Question:medium

A patient with multiple tendon xanthomas is found to have a serum cholesterol level of 398 mg/dL and an LDL level of 220 mg/dL. What is the most likely defect?

Show Hint

In cases of familial hypercholesterolemia, look for tendon xanthomas and significantly elevated LDL levels. The defect usually lies in the LDL receptor.
Updated On: Jun 22, 2026
  • Lipoprotein lipase deficiency
  • LDL receptor defect
  • Defective Apo B-100
  • PCSK9 gain-of-function mutation
Show Solution

The Correct Option is B

Solution and Explanation

Step 1: Read the lipid signature first.
The patient shows isolated, very high cholesterol ($398$ mg/dL) driven by a high LDL ($220$ mg/dL), with no mention of raised triglycerides. So this is a pure hypercholesterolaemia, not a mixed or triglyceride-predominant picture.
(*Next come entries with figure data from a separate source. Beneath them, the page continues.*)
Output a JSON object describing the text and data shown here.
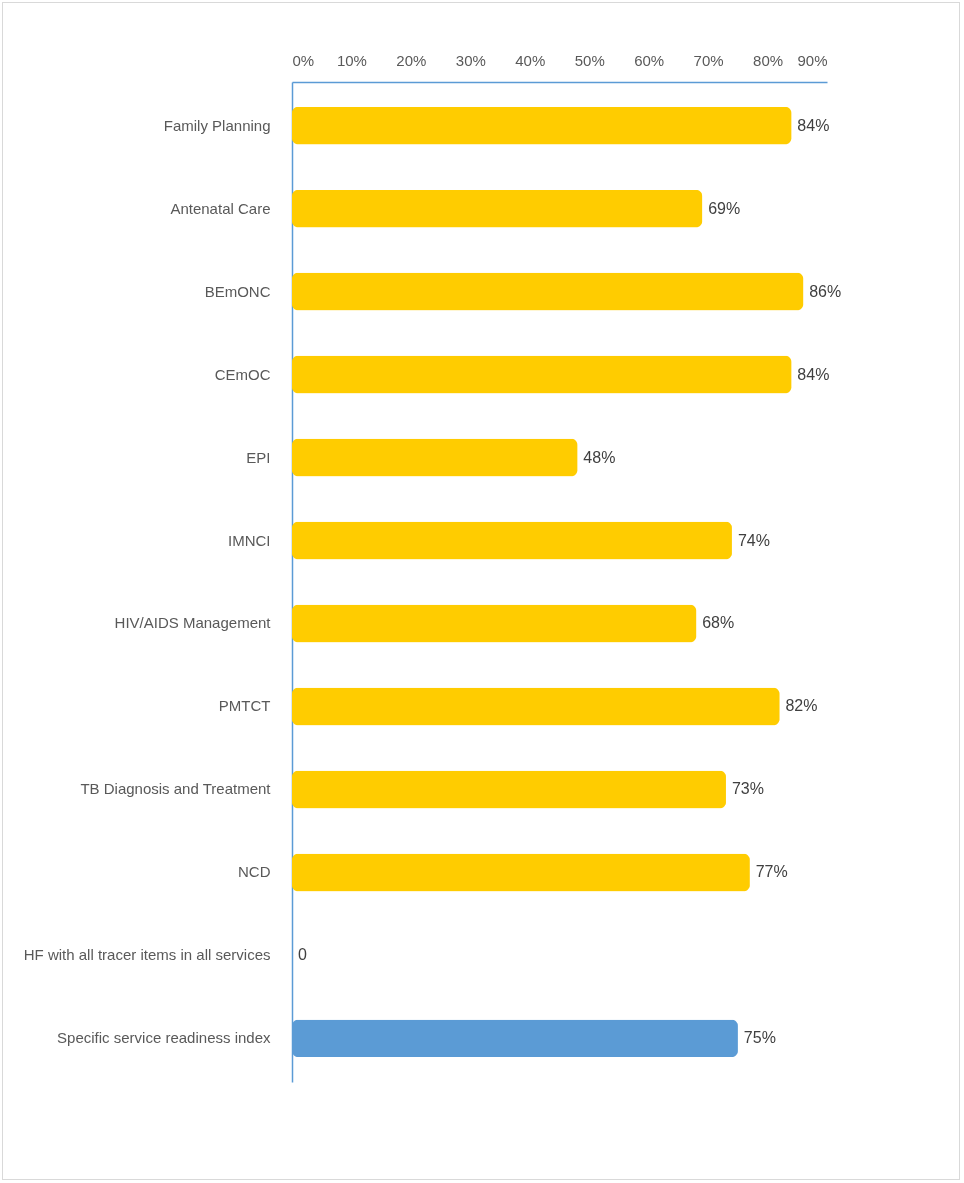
{
  "chart_data": {
    "type": "bar",
    "orientation": "horizontal",
    "categories": [
      "Family Planning",
      "Antenatal Care",
      "BEmONC",
      "CEmOC",
      "EPI",
      "IMNCI",
      "HIV/AIDS Management",
      "PMTCT",
      "TB Diagnosis and Treatment",
      "NCD",
      "HF with all tracer items in all services",
      "Specific service readiness index"
    ],
    "values": [
      84,
      69,
      86,
      84,
      48,
      74,
      68,
      82,
      73,
      77,
      0,
      75
    ],
    "colors": [
      "#ffcc00",
      "#ffcc00",
      "#ffcc00",
      "#ffcc00",
      "#ffcc00",
      "#ffcc00",
      "#ffcc00",
      "#ffcc00",
      "#ffcc00",
      "#ffcc00",
      "#ffcc00",
      "#5b9bd5"
    ],
    "value_labels": [
      "84%",
      "69%",
      "86%",
      "84%",
      "48%",
      "74%",
      "68%",
      "82%",
      "73%",
      "77%",
      "0",
      "75%"
    ],
    "xlim": [
      0,
      90
    ],
    "xticks": [
      {
        "value": 0,
        "label": "0%"
      },
      {
        "value": 10,
        "label": "10%"
      },
      {
        "value": 20,
        "label": "20%"
      },
      {
        "value": 30,
        "label": "30%"
      },
      {
        "value": 40,
        "label": "40%"
      },
      {
        "value": 50,
        "label": "50%"
      },
      {
        "value": 60,
        "label": "60%"
      },
      {
        "value": 70,
        "label": "70%"
      },
      {
        "value": 80,
        "label": "80%"
      },
      {
        "value": 90,
        "label": "90%"
      }
    ],
    "grid": false
  }
}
This single fact lets us discard any cause that works through triglyceride-rich particles.

Step 2: Anchor on the physical clue.
Multiple tendon xanthomas (lipid deposits in tendons, classically the Achilles and finger extensors) are the hallmark of Familial Hypercholesterolaemia (FH). Tendon xanthomas + sky-high LDL = FH until proven otherwise, so the question is really asking which molecular defect causes classic FH.

Step 3: Recall the LDL clearance pathway.
Circulating LDL is normally removed when hepatic LDL receptors bind Apo B-100 on the LDL particle and internalise it. Anything that lowers receptor number or function leaves LDL stranded in plasma, raising its level and seeding xanthomas.

Step 4: Match the defect to classic, severe FH.
The commonest and most severe cause of FH is a defect in the hepatic LDL receptor itself - fewer or non-functional receptors mean LDL cannot be cleared, so it accumulates dramatically. This fits both the lipid numbers and the tendon xanthomas.

Step 5: Rule out the partial mimics.
• Lipoprotein lipase deficiency blocks breakdown of chylomicrons/VLDL, producing hypertriglyceridaemia - the wrong lipid pattern here.
• Defective Apo B-100 (familial defective Apo B) does raise LDL because the ligand can't dock, but it is generally milder and far less common than receptor disease.
• PCSK9 gain-of-function speeds receptor degradation and raises LDL, but it too is rare and not the textbook answer for tendon-xanthoma FH.

Final answer: The most likely defect is Option 2 - an LDL receptor defect.